Françoise Le Roux
La lettre e peut sembler être un vrai casse-tête (c’est-à-dire une sérieuse difficulté) en français tant elle s’écrit et se prononce de différentes manières, selon qu’elle est accentuée ou non.
Il y a le é (un e surmonté d’un accent aigu) qui se prononce é, comme :
Mon écrivain préféré est Flaubert.
Il y a le è (le e accent grave) qui se prononce è comme dans
L’auteur que je préfère est Flaubert.
Il y a le ê, un e surmonté d’un accent circonflexe, qui se prononce également ê comme dans :
la forêt, la fenêtre
Ce ê apparaît en français moderne pour remplacer un s, souvent devant un t, qui a disparu dans le temps. D’où vient que l’on est tenté de dire que l’accent circonflexe est, dans ces cas-là, une petite pierre tombale (ê) pour le s qui suivait en vieux français et qui a disparu. C’est pas si bête comme comparaison (c’est pas si stupide), n’est-ce pas?

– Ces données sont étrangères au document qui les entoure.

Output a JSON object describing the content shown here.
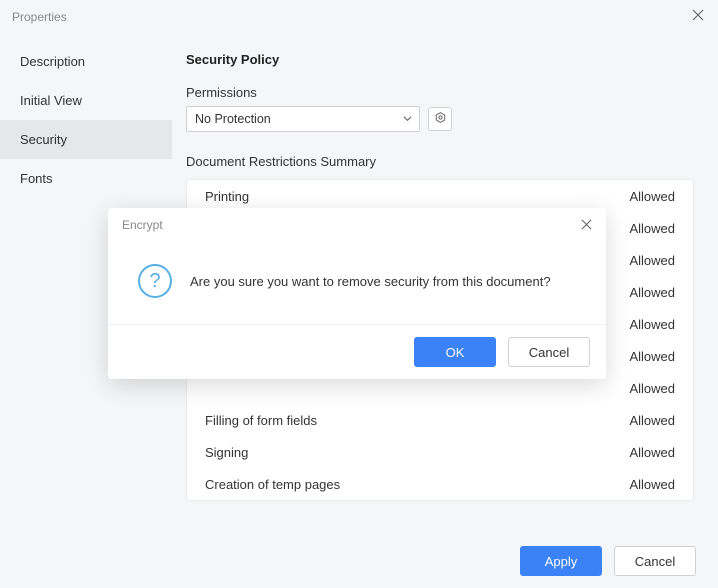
{
  "window": {
    "title": "Properties"
  },
  "sidebar": {
    "items": [
      {
        "label": "Description"
      },
      {
        "label": "Initial View"
      },
      {
        "label": "Security",
        "active": true
      },
      {
        "label": "Fonts"
      }
    ]
  },
  "main": {
    "section_title": "Security Policy",
    "permissions_label": "Permissions",
    "permissions_value": "No Protection",
    "summary_label": "Document Restrictions Summary",
    "rows": [
      {
        "name": "Printing",
        "value": "Allowed"
      },
      {
        "name": "",
        "value": "Allowed"
      },
      {
        "name": "",
        "value": "Allowed"
      },
      {
        "name": "",
        "value": "Allowed"
      },
      {
        "name": "",
        "value": "Allowed"
      },
      {
        "name": "",
        "value": "Allowed"
      },
      {
        "name": "",
        "value": "Allowed"
      },
      {
        "name": "Filling of form fields",
        "value": "Allowed"
      },
      {
        "name": "Signing",
        "value": "Allowed"
      },
      {
        "name": "Creation of temp pages",
        "value": "Allowed"
      }
    ]
  },
  "footer": {
    "apply": "Apply",
    "cancel": "Cancel"
  },
  "modal": {
    "title": "Encrypt",
    "message": "Are you sure you want to remove security from this document?",
    "ok": "OK",
    "cancel": "Cancel"
  }
}
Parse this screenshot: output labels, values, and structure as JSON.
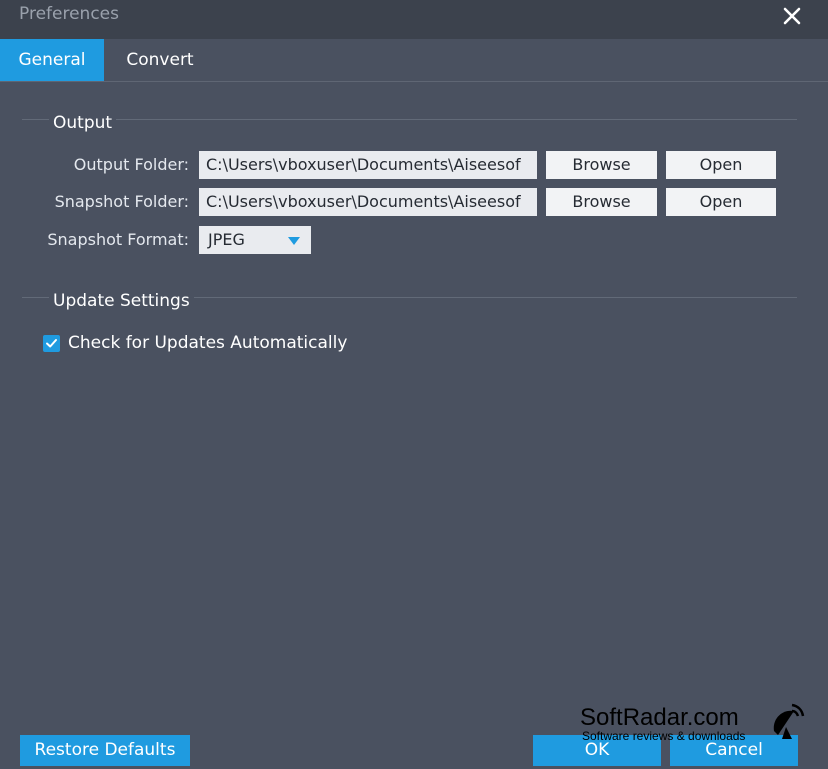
{
  "window": {
    "title": "Preferences",
    "close_icon": "close-icon"
  },
  "tabs": [
    {
      "label": "General",
      "active": true
    },
    {
      "label": "Convert",
      "active": false
    }
  ],
  "output": {
    "section_title": "Output",
    "output_folder_label": "Output Folder:",
    "output_folder_value": "C:\\Users\\vboxuser\\Documents\\Aiseesof",
    "snapshot_folder_label": "Snapshot Folder:",
    "snapshot_folder_value": "C:\\Users\\vboxuser\\Documents\\Aiseesof",
    "snapshot_format_label": "Snapshot Format:",
    "snapshot_format_value": "JPEG",
    "browse_label": "Browse",
    "open_label": "Open"
  },
  "update": {
    "section_title": "Update Settings",
    "check_label": "Check for Updates Automatically",
    "checked": true
  },
  "footer": {
    "restore_label": "Restore Defaults",
    "ok_label": "OK",
    "cancel_label": "Cancel"
  },
  "watermark": {
    "title": "SoftRadar.com",
    "subtitle": "Software reviews & downloads"
  },
  "colors": {
    "accent": "#1f9be0",
    "background": "#4a5160",
    "titlebar": "#3c424d"
  }
}
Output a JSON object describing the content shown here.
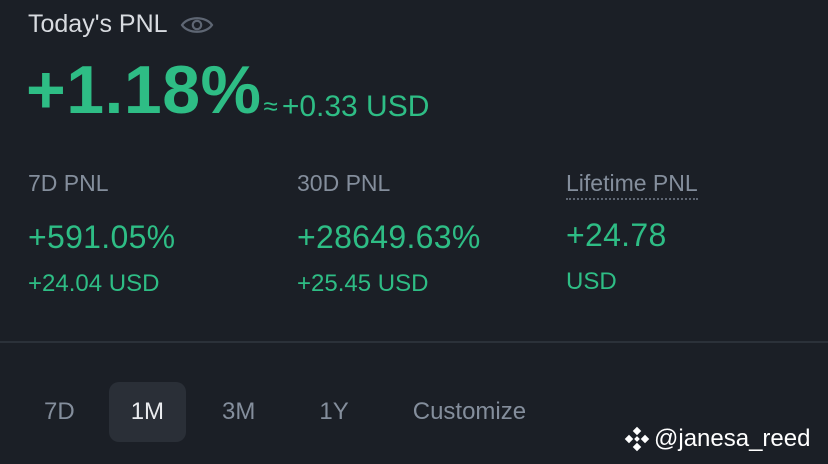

D’autres voyelles portent l’accent circonflexe: le û comme dans le coût, le goût, jouer de la flûte, l’instrument de musique; le î, une île déserte. Le s subsiste dans certains mots français toutefois: on a la forêt mais aussi l’adjectif forestier, une zone forestière, un garde forestier; on a le goût, mais l’adjectif gustatif, gustative, l’intérêt gustatif du persil, de l’ail, par exemple, la dégustation, le verbe déguster, c’est-à-dire apprécier ce que l’on mange, ce que l’on boit. On a une bête, c’est-à-dire un animal, ou « c’est bête », c’est stupide, et on a aussi l’adjectif bestial, la bestialité, c’est-à-dire la grossièreté, la brutalité, un cri bestial, c’est-à-dire un cri qui ressemble à celui d’un animal féroce.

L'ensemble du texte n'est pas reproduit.